The Great 50

Dear Friends,

I just saw my favorite movie of the year last night – 50/50. It’s a comedy about cancer, and the reason why it works despite the morbid undertones is that the screenwriter based it off of his life. He experienced a cancer scare, and learned to be stronger because of it. He managed to depict a flawless range of emotions one would feel, and how they would all play out in a daily routine – you must eat, you must sleep and you must try to have relationships with people.

My favorite part about the movie was that the main character became emotionally stronger as he was growing physically weaker. During his time with cancer, he found out his girlfriend was cheating on him – and he was reliant on her for rides to the hospital for chemotherapy – and he still kicked her the ground and told her to F off when she came back. It was amazing that he did not fall to weaknesses when he was so alone and potentially near death. We should all be so strong. He would have rather suffered alone than suffered lying in bed with the wrong person each night. All bodies can radiate warmth but what matters is what is inside – even when push comes to shove – or when life nears death.

It got me thinking about so much in my life – not just my own issues with my health given that my mom developed cancer at such a young age. It got me thinking about how I need a person who is strong, considerate and devoted. My friend told me she was filling out an online dating profile and they asked a question, “What is the most important ingredient to a relationship – passion or dedication.” I told her maybe two years ago, or six months ago even, I would have picked passion. And now, I would only pick dedication. What is the point of a passion-filled relationship between the sheets if there’s no dedication between your hearts? Then I realized online dating is probably not for me.

I guess I’m finally admitting this and I don’t care who sees it: I am ready. I am ready for take-off: I’m in the cockpit, I’m flying the plane and I will only land for someone really genuine and real. I don’t have time for anything else otherwise.
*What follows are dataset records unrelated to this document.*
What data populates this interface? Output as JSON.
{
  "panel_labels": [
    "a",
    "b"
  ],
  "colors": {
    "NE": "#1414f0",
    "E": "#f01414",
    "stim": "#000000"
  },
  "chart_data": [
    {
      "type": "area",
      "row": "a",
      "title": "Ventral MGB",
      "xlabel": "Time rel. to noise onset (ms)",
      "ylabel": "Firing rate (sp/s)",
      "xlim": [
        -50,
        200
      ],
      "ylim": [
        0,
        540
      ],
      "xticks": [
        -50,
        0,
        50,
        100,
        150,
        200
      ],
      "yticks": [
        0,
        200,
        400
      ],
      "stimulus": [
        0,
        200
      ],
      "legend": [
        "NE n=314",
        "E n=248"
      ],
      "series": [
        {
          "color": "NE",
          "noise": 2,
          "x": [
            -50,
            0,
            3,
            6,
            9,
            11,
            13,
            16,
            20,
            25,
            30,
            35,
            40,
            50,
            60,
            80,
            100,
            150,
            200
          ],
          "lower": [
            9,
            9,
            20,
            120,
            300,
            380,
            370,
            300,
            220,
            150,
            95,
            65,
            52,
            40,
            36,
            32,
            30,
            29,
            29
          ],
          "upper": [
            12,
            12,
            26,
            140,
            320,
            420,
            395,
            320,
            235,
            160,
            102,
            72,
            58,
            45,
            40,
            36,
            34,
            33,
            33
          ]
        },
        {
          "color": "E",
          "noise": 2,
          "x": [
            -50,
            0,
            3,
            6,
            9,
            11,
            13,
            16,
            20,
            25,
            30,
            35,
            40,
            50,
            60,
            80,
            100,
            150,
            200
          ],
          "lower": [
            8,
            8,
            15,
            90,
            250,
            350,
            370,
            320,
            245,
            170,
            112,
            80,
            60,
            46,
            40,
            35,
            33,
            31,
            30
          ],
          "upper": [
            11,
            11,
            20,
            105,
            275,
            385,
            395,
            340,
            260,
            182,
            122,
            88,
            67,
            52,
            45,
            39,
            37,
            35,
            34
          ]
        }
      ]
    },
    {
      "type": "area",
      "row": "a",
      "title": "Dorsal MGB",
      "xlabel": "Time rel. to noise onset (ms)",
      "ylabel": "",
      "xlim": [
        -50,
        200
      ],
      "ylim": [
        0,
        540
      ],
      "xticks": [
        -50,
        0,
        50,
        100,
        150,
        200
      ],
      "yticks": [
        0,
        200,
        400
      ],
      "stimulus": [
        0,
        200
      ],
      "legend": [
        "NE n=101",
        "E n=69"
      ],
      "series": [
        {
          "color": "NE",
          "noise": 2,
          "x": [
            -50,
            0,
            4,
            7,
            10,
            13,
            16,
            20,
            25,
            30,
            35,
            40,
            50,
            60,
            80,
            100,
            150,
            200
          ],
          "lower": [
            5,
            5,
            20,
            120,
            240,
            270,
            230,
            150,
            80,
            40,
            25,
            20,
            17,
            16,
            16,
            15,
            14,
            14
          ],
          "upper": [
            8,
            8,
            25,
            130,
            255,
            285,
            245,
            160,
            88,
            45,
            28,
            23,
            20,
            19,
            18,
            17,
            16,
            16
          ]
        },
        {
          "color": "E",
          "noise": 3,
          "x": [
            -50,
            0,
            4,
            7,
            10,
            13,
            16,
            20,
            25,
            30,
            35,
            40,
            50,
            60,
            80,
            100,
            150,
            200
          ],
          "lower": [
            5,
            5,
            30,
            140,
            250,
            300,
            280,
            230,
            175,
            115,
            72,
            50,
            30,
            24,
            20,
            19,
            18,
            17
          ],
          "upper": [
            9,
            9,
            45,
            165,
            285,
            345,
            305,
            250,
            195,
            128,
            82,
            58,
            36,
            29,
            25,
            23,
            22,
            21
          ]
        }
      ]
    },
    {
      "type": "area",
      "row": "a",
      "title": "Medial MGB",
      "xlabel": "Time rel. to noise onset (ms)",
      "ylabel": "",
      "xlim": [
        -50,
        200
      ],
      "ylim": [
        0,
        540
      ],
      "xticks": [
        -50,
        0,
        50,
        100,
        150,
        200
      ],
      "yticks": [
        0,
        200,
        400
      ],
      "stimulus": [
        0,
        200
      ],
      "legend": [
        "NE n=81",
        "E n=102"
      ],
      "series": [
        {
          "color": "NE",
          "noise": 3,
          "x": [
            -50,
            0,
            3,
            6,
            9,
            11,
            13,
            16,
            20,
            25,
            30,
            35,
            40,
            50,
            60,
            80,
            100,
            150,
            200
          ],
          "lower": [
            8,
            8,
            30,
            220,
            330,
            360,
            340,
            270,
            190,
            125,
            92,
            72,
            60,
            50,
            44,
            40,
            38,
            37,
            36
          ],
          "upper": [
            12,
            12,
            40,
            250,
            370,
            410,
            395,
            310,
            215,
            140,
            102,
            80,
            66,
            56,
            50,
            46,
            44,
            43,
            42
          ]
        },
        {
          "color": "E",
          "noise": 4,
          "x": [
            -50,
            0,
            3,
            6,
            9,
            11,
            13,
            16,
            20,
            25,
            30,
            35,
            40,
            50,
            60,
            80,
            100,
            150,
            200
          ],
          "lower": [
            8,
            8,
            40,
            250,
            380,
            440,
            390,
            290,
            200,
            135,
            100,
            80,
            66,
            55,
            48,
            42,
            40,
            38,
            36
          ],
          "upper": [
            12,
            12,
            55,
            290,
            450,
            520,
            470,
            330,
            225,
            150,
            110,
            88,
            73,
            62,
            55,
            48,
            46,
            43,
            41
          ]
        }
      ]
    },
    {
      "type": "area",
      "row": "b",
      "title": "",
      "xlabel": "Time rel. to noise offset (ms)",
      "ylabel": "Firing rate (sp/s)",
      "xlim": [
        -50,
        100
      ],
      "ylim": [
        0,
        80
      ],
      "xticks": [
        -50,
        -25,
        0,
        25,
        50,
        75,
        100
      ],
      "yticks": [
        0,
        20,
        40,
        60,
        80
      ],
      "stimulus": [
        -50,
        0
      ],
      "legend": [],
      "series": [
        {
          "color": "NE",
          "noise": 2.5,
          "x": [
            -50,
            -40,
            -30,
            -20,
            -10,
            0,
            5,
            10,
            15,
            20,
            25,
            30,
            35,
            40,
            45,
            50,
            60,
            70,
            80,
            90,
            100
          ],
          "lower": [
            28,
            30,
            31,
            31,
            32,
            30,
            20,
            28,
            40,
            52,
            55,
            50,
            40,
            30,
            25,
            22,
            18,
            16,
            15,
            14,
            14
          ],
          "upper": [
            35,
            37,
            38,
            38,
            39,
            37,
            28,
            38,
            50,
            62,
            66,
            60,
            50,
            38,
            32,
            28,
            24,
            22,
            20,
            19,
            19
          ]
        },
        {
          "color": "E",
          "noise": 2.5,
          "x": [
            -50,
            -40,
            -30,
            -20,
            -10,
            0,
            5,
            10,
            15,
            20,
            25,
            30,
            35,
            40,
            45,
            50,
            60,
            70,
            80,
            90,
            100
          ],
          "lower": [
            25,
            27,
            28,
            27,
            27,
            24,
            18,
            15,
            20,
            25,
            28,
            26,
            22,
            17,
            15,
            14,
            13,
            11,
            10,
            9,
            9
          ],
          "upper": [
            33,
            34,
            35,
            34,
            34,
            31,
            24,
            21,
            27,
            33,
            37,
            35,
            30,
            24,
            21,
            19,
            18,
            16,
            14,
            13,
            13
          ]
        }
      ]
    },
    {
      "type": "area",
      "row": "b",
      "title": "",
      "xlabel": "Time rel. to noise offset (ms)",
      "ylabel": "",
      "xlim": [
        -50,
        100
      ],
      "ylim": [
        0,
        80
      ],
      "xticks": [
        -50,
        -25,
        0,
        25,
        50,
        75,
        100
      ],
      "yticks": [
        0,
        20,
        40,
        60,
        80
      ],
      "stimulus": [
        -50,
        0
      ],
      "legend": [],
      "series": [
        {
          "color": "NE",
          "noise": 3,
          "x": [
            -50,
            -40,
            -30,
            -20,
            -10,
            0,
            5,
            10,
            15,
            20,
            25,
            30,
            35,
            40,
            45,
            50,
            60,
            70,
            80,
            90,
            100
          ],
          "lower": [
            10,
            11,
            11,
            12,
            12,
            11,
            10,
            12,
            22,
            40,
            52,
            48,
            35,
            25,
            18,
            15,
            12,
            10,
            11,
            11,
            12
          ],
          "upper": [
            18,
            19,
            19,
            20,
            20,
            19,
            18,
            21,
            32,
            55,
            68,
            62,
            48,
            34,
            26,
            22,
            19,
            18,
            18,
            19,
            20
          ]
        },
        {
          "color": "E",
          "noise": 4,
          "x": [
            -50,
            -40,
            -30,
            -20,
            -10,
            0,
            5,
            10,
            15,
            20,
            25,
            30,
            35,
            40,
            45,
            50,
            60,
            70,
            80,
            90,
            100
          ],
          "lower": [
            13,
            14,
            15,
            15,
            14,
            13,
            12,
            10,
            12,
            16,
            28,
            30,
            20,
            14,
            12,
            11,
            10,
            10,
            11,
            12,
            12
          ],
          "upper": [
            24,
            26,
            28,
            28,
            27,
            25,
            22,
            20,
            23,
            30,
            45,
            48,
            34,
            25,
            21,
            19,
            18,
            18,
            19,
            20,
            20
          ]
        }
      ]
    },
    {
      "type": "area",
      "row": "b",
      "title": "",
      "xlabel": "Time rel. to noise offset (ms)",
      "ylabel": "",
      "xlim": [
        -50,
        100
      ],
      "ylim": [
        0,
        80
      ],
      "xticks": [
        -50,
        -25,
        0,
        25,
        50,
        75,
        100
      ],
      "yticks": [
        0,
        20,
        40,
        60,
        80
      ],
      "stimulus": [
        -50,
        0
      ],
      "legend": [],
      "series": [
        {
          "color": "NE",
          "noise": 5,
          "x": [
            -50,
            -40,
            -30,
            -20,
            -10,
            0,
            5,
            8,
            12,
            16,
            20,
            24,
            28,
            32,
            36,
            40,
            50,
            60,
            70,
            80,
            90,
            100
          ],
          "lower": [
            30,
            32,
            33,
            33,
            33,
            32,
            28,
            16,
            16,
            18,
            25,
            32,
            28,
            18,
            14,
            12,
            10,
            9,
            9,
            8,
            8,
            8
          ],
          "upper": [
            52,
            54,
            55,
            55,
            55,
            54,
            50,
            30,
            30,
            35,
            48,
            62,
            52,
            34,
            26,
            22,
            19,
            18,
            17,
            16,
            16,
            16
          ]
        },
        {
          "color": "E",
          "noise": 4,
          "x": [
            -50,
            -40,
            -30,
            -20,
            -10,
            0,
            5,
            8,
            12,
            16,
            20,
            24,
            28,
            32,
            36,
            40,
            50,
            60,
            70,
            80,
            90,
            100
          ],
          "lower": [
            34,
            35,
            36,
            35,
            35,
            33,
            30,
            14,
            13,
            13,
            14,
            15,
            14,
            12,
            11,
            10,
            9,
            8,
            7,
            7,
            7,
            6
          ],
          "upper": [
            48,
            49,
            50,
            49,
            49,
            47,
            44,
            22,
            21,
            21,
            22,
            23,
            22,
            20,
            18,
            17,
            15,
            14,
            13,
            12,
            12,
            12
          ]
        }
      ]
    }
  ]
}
During my last break-up a few weeks ago, I asked the guy what he would have wanted from me in the future in a perfect world. We had carried on a VERY casual relationship for a couple of months and I was bored out of my mind. I had passion with him, but no dedication and no momentum. I need momentum – passion without momentum is boring. He told me he wanted to keep seeing me, but could it be “more casual.” I barely like casual attire, why would I be interested in a casual relationship? Nothing about my life is casual. I didn’t casually write a book, I didn’t casually move across the country, I don’t  casually work at my job.  Then, I came to the conclusion that I can have all my wants/needs figured out, but that doesn’t mean the person I’m dating does. It’s always a 50/50 chance but the lesson here is to get out when you know it’s 50/50 – even if you have cancer, even if you are dedicated, and especially when you have passion.

A recipe with one ingredient would always fail – so why do so many people allow themselves to be apart of things that are  single-dimensionally 50/50?